Serius kawan kawan, itulah hal hal yang saya sampaikan dipraktek, karena saat ini pasien yang datang berobat adalah pasien yang penuh kecemasan, penuh ketakutan, khawatir akan tertular si Coro. Mereka sudah stay at home, sudah rajin cuci tangan, kalau terpaksa keluar rumah sampai dirumah langsung mandi, tapi masih tetap khawatir 😔. Saya sampaikan hal itu kepada orang yang secara psikologis “sakit”. Berharap dengan menyampaikan hal seperti ini kekhawatiran mereka yang berlebihan berkurang.

Saya sebagai orang kesehatan juga menanamkan hal hal seperti diatas dalam hati, karena saya khawatir, disaat orang dirumah saya tetap harus berhadapan dengan orang yang sakit. Point..ah…..ah….ah…ah diatas adalah buat menenangkan hati saya, usaha saya buat berdamai dengan kondisi ini, cara saya untuk mengalihkan kekhawatiran tertular, cara saya tetap bersemangat buat praktek menghadapi orang orang sakit dan cara saya buat membuktikan bahwa saya tak takut dengan si Coro ini.

Tapi………..Bambaaaaaaaannnng
Cara ini tak cocok buat masyarakat santuy +62 ini. Tak cocok buat masyarakat “Tenang” seperti yang saya tulis sebelumnya Bambaaaaangg 😡, yaitu masyarakat yang tenang tenang saja ngumpul di jalan jalan beramai ramai keluar naik motor, berboncengan, tanpa masker.

Para pembeli takjil yang tenang saja bergerombol ditempat penjual takjil yang juga tenang tenang saja.

Anak anak muda tenang tenang saja ngupi ngupi di kafe dengan ketawa cekakakan tanpa beban apa apa, nggak sadar kalau butiran liurnya diumbar kemana mana.

Orang orang dipasar yang tenang saja belanja kebutuhan harian desak desakan, tanpa masker, tenang tanpa kecemasan.

Tipikal alay, penggemar McD yang tenang tanpa takut sedikitpun ngumpul rame rame menyalakan lilinn berduka atas wafatnya McD Sarinah.

Orang orang yang tenang tenang saja memimpin ibadah walaupun sudah terpapar corona…….dan orang orang yang tenang tenang lainnya Bambanggggggg 😡
https://m.facebook.com/story.php?story_fbid=10214062261345361&id=1676709874.

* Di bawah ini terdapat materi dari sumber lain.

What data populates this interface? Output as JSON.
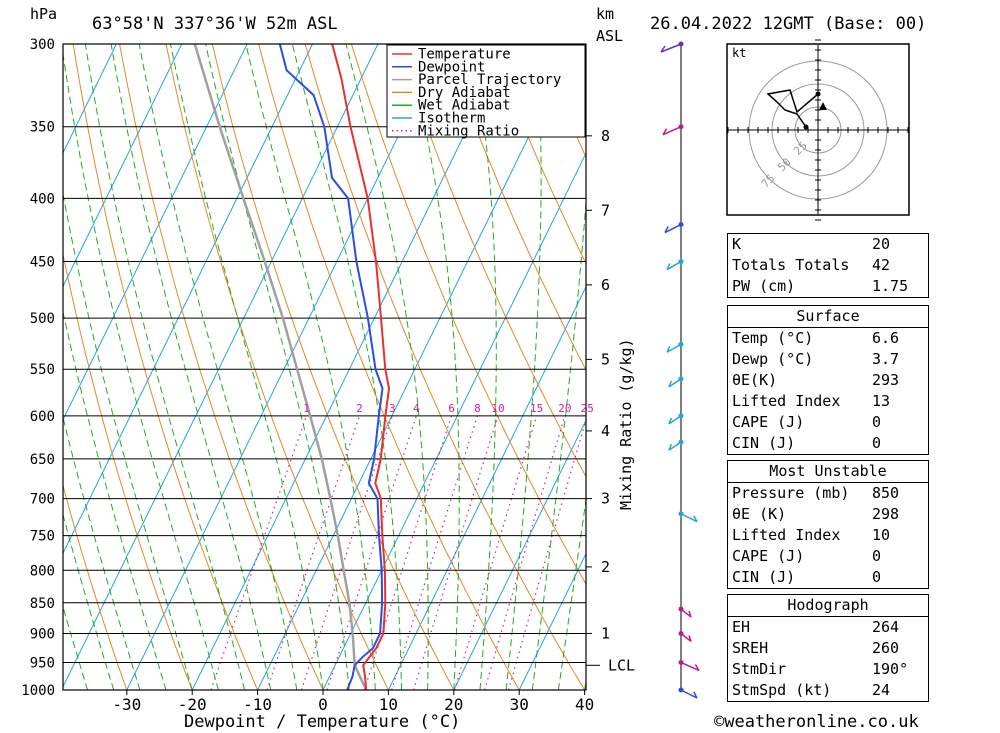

Orang orang seperti mereka tetap harus dipapari “rasa takut”, karena dari rasa takut ada sebuah ekspektasi akan adanya antisipasi dari bahaya yang mungkin muncul, dengan adanya rasa takut mereka tentu akan lebih waspada, kecuali mereka memang sudah kehilangan area Amiygdala otaknya😡 .

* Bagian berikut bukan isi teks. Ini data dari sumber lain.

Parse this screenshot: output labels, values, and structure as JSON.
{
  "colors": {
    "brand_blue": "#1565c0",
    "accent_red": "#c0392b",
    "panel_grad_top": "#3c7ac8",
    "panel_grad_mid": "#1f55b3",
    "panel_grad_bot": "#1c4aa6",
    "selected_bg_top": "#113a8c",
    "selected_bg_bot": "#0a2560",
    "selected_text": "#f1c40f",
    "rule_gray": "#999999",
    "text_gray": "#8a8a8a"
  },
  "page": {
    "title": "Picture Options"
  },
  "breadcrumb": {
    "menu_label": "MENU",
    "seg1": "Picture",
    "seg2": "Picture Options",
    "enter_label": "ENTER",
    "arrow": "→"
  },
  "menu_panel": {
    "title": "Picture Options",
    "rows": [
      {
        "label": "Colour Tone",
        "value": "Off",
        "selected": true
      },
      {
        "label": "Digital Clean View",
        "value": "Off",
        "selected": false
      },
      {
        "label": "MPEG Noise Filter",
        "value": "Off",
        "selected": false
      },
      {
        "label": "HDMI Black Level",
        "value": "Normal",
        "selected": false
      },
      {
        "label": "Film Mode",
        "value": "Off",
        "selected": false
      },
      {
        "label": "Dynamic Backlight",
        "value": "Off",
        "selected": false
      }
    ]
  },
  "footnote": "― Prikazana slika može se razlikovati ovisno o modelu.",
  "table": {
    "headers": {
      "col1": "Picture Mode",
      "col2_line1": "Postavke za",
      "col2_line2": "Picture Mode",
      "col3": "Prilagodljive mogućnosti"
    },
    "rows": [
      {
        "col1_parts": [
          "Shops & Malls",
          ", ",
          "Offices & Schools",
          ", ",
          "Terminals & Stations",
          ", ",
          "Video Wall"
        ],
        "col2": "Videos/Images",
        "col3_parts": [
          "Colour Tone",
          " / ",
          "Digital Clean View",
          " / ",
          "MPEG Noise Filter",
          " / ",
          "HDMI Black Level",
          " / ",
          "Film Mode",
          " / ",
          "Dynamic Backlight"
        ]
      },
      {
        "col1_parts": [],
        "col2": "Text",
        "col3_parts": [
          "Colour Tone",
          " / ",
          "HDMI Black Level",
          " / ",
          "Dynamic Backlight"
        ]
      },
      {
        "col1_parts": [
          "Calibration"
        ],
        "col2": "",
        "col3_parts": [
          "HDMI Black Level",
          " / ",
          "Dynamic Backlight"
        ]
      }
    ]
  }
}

Rasa takut diberikan kepada mereka dengan mensosialisasikan secara masif resiko resiko tindakan tindakan konyol mereka, resiko terhadap diri mereka, resiko kepada keluarga, resiko kepada masyarakat. Apakah cukup dengan itu saja??. tentu tidak, sosialisasi masif harus diiringi dengan pemberian sanksi yang tegas, seragam, tanpa pandang bulu, oleh penguasa yang memang mempunyai wewenang untuk itu. Kalau itu tidak dilakukan maka bersiap siaplah si Corona akan ber merajalela di bumi Indonesia.

Kalau itu yang terjadi, mau apa lagi….kami cuma bersikap…., seperti kata The Beatles “Let it be” Let it be lah…..atau kata Jose Felliciano “Che sarà, che sarà, che sarà Che sarà della mia vita, chi lo sa? yang di adaptasi Syamsi Hasan “Tasarah, tasarah….tasaraaaaaaaaaaah, tasaralah kini apo nan kata jadi”….wak acuahnje nyeh, wak cuek je nyeh kato Upiak Isil.